For him, the most significant difference lies in public acceptance. He was pleasantly surprised to see that Esch-sur-Alzette declared itself an LGBTQ Freedom Zone and that signs marking safe spaces for the community were visible throughout the city. “Something like that would never be possible in Romania without huge protests from the Church”, he remarked. V. also emphasised his appreciation for the absence of “punishment mechanisms”. It feels as though, no matter what you do, you are never in actual danger, unlike in Romania where there are actual predators who pretend to be interested on the apps, only to then beat people up. “A friend of a friend once found a partner on a dating app and decided to leave high school early to travel around the country with him for a year. The parents of that friend didn’t have an apparent problem with that until they encountered social pressure from other people in their town.
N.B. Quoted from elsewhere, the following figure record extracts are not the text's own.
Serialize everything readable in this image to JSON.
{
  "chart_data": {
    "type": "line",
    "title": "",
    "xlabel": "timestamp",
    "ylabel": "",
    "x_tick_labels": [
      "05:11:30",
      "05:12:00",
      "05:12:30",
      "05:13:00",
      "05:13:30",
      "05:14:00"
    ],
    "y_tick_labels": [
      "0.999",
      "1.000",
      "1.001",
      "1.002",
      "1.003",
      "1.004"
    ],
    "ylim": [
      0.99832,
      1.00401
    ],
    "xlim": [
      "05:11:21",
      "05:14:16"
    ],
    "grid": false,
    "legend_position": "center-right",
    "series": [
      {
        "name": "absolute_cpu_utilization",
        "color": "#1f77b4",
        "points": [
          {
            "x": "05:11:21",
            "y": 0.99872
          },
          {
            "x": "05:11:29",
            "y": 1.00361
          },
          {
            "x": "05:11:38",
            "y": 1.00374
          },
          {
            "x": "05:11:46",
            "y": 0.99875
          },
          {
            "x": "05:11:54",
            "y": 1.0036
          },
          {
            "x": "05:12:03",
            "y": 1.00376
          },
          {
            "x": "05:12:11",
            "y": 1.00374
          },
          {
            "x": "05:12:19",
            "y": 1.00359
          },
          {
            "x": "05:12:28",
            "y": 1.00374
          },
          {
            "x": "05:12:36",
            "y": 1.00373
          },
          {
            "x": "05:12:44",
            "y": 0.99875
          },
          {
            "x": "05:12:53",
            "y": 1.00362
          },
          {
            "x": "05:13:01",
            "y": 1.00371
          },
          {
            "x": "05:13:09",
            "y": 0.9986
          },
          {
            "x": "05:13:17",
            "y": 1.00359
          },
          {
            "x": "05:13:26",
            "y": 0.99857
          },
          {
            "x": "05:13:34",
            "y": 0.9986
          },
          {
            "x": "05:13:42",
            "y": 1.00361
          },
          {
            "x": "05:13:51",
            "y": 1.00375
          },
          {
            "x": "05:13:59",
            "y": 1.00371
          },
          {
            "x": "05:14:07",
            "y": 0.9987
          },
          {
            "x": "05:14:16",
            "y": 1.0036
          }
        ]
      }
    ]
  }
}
When they were asked about their son, the parents fabricated about him going away with an older girl and relying on her for financial support, all while also dealing with snarky remarks about their son not finishing high school. The guy now lives together with his boyfriend and finished high school, but it just goes to show how brutal the social repercussions can be. “This is also why I chose to be anonymous; I don’t want my family back home to suffer from my declarations if this article finds its way into my community, because I know that only being an ally is bad enough.”
For all of these reasons, I have chosen to have the courage to stand up and lend my voice to a country and people that I love dearly, in the hope of provoking a change of mentality for at least one person. I have learned not to take my situation for granted and I hope that this story has given all of you an insight into a different world which, although it seems far away, is closer than you might think. I highly recommend visiting Romania and giving its culture, its food and its people a chance, for it is only then that real change can take place. All hope is not lost, and there is still time, so, take care of yourself as well as others and stand up for what you believe is right. To quote Z.: “It is never too late to be yourself.”